Aware that her husband was in a downward spiral, his wife said in her testimony that she would have alerted authorities sooner but was too afraid of him to act.
The court also heard that the defendant had already paid his wife €35,000 in damages and was covering her court costs.
More questions than answers
The fact that a relatively mild sentence of six to seven years is already being brokered by the sides before the verdict is announced on February 9 is sounding alarms in Kempten and beyond.
“Ridiculous!” one of around 40 spectators called out. Another predicted that “He’ll walk away from this simply because he’s a policeman”.

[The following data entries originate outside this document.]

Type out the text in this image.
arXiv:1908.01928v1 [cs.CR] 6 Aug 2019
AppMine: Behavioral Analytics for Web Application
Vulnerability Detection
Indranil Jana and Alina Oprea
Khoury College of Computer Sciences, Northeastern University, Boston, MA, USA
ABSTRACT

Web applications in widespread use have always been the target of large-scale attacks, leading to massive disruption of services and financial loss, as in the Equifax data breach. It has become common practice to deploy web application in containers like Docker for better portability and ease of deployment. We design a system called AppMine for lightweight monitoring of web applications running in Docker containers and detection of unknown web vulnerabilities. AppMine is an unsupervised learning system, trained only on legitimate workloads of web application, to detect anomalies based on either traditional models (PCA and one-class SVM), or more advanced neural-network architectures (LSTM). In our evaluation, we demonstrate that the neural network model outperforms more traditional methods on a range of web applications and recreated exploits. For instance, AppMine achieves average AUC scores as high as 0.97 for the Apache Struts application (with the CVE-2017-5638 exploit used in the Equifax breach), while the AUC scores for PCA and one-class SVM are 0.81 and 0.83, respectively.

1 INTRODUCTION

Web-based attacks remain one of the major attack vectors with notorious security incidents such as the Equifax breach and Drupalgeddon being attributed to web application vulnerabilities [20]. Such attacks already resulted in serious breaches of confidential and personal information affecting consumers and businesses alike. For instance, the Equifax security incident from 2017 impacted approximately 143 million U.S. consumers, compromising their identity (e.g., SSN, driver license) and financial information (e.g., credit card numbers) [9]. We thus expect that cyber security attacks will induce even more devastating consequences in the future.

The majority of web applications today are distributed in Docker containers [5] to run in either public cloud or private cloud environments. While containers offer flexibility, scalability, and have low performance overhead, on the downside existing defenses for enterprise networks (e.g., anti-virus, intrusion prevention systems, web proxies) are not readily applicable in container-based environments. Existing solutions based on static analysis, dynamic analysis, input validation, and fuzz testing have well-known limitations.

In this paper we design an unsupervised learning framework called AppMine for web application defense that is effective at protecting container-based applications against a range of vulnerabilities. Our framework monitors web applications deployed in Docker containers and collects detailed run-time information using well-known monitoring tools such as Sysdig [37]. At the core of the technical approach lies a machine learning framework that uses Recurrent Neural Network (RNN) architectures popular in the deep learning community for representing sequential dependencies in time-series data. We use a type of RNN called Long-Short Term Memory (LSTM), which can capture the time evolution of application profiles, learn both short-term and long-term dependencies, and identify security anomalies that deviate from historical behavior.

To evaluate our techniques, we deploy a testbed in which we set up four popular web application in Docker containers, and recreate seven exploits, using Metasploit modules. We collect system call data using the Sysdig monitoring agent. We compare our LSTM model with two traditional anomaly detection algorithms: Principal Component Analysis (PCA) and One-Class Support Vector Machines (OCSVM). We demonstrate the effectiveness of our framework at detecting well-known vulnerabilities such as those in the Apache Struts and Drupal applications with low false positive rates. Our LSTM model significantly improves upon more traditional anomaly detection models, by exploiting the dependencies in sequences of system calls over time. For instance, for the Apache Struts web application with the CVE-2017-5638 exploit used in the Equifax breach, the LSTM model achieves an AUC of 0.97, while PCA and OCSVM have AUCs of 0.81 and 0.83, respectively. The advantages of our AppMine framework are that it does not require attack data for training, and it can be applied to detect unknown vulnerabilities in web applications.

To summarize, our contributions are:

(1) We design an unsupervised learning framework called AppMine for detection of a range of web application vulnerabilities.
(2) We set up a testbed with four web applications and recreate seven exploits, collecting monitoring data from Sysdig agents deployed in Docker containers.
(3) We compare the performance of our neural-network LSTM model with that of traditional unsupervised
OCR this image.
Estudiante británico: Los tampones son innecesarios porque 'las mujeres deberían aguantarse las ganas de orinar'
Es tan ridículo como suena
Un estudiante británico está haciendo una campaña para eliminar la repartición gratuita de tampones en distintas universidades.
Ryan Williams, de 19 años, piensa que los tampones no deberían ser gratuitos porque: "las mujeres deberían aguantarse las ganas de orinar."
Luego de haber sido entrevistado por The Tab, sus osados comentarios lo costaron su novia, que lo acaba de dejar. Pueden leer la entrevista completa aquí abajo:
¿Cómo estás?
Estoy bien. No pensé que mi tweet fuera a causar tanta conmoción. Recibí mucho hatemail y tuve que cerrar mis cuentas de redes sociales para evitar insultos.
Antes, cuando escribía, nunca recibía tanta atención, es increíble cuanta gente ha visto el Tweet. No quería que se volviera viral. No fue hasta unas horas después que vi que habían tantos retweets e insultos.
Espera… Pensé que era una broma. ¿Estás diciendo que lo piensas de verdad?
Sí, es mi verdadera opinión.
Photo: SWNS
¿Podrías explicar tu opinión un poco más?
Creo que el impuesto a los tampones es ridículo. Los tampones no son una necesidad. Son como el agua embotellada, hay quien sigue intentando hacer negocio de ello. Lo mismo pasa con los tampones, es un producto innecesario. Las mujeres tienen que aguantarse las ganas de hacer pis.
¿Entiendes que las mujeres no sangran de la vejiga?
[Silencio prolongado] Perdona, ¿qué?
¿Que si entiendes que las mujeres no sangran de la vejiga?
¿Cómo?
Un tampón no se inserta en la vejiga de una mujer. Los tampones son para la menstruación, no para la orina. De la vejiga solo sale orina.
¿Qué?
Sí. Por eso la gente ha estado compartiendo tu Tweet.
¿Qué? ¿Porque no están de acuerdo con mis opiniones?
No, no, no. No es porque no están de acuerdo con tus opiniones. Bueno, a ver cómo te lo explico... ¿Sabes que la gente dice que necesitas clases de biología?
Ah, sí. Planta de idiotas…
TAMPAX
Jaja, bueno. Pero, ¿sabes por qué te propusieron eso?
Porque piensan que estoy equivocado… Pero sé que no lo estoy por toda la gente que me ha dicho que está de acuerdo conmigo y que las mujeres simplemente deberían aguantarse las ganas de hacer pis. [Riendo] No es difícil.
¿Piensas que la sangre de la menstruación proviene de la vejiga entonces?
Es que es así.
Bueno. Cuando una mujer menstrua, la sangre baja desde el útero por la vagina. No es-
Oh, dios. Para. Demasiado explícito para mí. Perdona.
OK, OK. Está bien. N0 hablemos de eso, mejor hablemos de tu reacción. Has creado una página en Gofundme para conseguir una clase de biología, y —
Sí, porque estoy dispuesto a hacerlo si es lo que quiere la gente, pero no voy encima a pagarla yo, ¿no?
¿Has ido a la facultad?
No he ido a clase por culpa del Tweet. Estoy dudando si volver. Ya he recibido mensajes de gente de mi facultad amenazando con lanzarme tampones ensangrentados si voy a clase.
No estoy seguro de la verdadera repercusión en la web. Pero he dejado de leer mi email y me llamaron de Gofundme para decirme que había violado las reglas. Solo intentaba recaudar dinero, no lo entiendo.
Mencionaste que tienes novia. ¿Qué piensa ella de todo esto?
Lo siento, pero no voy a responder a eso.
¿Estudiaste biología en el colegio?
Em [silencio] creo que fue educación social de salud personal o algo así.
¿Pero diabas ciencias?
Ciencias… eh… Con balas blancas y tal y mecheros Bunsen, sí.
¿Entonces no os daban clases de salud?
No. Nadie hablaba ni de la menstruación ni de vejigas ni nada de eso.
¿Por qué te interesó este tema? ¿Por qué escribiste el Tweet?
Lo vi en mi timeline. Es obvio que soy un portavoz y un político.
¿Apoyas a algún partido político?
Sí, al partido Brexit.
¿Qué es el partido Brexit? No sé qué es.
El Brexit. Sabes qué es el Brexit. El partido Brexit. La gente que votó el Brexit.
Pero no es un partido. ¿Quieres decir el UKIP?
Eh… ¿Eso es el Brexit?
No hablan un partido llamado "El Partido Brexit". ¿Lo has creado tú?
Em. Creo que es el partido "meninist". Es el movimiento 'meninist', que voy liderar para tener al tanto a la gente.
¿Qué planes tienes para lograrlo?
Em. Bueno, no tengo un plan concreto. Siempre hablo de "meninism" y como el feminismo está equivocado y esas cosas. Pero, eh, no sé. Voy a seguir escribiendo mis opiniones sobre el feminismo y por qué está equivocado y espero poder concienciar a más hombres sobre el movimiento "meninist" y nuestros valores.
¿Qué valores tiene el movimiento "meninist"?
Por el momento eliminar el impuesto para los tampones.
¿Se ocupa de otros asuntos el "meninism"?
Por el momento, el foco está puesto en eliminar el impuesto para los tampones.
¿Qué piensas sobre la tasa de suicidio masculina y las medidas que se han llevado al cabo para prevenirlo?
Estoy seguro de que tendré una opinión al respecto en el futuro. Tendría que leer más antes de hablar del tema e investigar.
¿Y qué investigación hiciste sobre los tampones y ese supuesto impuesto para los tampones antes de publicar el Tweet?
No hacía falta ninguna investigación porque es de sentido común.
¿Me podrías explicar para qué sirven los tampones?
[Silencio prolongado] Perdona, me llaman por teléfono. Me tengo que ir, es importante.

“People are sceptical that everything will be brought into the open,” Simon Ruisinger, one of a team of local journalists covering the story for the all-in.de online newspaper, told The Local.
Many in the town are finding it hard to believe that the defendant’s colleagues did not notice his addiction for so long, he added.
Spectators queued from the early morning, including a woman who had been waiting for three hours for the 9 a.m. opening of the court: “You just have to follow such a major trial,” she told the website.
The attention is only expected to grow as the trial passes several more hearings before the verdict is announced.
“We are getting a huge amount of inquiries from citizens, with daily calls to request [spectator] seats;” said court spokesman Robert Kriwanek.
The case made most national newspapers on Tuesday, drawing mixed reactions from readers.
Of 889 participants in a straw poll conducted by Bild, 27 percent expressed amusement over the case against 62 percent who were “furious”.